Throughout the region, officials had warned that the early storm would bring sticky snow on the heels of the week's warmer weather and could create dangerous conditions. New Jersey, Connecticut and Massachusetts declared states of emergencies, and New York Gov. Andrew Cuomo declared a state of emergency for 13 counties. At least three deaths have been blamed on the storm.
The storm was expected to worsen as it swept north. Wind gusts of up to 55 mph were predicted especially along coastal areas.
Some said that even though they knew a storm was coming, the severity caught them by surprise.
The storm disrupted travel along the East Coast. Philadelphia International Airport, Newark Liberty International Airport and John F. Kennedy International Airport all had hourslong delays Saturday. Commuter trains in Connecticut and New York were delayed or suspended because of downed trees and signal problems.
Residents were urged to avoid travel altogether. Speed limits were reduced on bridges between New Jersey and Pennsylvania. A few roads closed because of accidents and downed trees and power lines, and more were expected, said Sean Brown, a spokesman for the Pennsylvania Department of Transportation.
The storm came on a busy weekend for many, with children going door-to-door in search of Halloween booty, hunting season opening in some states and a full slate of college and pro football scheduled.
In eastern Pennsylvania, snow caused widespread problems. It toppled trees and a few power lines and led to minor traffic accidents, according to dispatchers.
The last major widespread snowstorm to hit Pennsylvania this early was in 1972, said John LaCorte, a National Weather Service meteorologist in State College.
In southeastern Pennsylvania, an 84-year-old man was killed when a snow-laden tree fell on his home while he was napping in his recliner.
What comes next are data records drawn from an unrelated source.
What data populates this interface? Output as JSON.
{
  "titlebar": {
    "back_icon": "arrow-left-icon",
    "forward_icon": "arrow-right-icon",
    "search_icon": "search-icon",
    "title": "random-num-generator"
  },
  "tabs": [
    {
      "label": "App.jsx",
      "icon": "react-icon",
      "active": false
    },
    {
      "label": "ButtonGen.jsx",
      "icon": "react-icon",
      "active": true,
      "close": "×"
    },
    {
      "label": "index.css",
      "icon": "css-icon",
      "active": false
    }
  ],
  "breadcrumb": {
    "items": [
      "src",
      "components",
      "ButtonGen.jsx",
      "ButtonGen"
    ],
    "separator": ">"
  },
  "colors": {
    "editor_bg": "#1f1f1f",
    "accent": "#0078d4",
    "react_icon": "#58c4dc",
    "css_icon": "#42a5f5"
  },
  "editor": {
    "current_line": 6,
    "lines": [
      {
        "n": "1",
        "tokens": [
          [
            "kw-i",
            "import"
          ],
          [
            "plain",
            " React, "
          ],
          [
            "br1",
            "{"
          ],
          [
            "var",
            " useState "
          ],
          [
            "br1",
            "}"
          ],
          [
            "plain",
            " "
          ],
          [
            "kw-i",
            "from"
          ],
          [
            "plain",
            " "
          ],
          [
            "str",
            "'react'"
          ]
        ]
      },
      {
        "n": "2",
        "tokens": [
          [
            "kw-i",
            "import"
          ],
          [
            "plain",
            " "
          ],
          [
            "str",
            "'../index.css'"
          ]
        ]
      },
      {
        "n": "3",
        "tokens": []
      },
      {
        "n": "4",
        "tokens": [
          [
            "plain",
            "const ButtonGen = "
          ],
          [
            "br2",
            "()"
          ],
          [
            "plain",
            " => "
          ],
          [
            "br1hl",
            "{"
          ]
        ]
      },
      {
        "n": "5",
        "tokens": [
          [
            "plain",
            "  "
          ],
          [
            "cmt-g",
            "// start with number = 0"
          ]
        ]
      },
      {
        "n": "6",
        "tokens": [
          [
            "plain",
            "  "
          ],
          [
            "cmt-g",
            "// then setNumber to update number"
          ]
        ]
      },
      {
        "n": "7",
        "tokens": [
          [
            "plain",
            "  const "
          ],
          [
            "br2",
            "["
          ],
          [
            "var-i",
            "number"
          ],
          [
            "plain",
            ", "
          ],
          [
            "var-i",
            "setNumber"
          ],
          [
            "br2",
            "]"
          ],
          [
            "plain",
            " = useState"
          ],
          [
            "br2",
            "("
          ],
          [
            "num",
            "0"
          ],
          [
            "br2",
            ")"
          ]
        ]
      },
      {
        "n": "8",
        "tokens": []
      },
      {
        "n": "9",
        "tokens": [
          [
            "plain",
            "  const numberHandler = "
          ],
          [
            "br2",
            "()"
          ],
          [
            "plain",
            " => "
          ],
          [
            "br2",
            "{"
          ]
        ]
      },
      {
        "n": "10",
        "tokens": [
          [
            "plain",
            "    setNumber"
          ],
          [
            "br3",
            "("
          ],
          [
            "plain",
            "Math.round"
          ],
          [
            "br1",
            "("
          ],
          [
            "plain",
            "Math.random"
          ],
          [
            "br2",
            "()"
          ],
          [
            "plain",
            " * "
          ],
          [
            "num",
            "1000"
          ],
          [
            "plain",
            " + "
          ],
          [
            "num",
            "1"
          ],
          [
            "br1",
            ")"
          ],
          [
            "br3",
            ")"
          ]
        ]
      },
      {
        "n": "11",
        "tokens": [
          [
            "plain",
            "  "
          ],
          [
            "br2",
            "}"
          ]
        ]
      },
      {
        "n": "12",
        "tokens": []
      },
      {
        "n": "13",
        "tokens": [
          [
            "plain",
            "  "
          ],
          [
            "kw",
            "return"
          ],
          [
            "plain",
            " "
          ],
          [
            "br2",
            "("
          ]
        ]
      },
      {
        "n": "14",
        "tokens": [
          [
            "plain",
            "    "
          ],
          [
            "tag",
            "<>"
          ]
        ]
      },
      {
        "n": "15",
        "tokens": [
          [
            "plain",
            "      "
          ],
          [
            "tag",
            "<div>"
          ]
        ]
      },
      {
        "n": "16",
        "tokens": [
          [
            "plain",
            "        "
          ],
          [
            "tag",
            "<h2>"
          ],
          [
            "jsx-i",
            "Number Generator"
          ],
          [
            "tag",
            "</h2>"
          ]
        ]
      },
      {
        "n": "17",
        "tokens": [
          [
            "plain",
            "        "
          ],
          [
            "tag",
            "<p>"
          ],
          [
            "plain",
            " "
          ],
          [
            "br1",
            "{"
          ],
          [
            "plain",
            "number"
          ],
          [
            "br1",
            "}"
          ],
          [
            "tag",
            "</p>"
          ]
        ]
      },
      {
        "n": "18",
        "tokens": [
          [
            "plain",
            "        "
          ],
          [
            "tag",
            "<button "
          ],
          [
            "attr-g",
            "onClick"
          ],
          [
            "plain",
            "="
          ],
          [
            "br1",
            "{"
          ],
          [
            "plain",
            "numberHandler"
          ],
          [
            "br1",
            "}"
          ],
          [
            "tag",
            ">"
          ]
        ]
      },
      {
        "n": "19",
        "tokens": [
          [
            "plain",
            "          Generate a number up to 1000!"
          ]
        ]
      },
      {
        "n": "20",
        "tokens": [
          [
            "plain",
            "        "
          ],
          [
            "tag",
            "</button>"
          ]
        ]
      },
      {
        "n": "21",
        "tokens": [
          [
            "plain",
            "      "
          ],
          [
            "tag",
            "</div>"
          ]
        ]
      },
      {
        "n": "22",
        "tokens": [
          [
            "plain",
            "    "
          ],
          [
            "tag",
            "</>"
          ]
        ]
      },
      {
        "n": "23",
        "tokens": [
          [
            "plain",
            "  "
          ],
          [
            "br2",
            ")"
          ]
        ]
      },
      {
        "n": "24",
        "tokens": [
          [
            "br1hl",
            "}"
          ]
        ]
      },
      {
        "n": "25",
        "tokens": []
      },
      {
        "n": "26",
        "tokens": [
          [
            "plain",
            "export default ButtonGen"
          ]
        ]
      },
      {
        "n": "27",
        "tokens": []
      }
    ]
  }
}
Connecticut Gov. Dannel P. Malloy says one person died in a Colchester traffic accident that he blamed on slippery conditions.
In Massachusetts, a 20-year-old man died in Springfield after being electrocuted by a power line downed by high winds and wet, heavy snow. Capt. William Collins says the man stopped when he saw police and firefighters examining downed wires and stepped in the wrong place.
Parts of New York saw a mix of snow, rain and slush that made for sheer misery at the Occupy Wall Street encampment in New York City, where drenched protesters hunkered down in tents and under tarps as the plaza filled with rainwater and melted snow.
Technically, tents are banned in the park, but protesters say authorities have been looking the other way, even despite a crackdown on generators that were keeping them warm.
"I want to thank the New York Police Department," said 32-year-old protester Sam McBee, decked out in a yellow slicker and rain pants. "We're not supposed to have tents. We're not supposed to have sleeping bags. You go to Atlanta, they don't have it. You go to Oakland, you don't have it. And we got it."
October snowfall is rare in New York, and Saturday marked just the fourth October day with measurable snowfall in Central Park since record-keeping began 135 years ago, the National Weather Service said.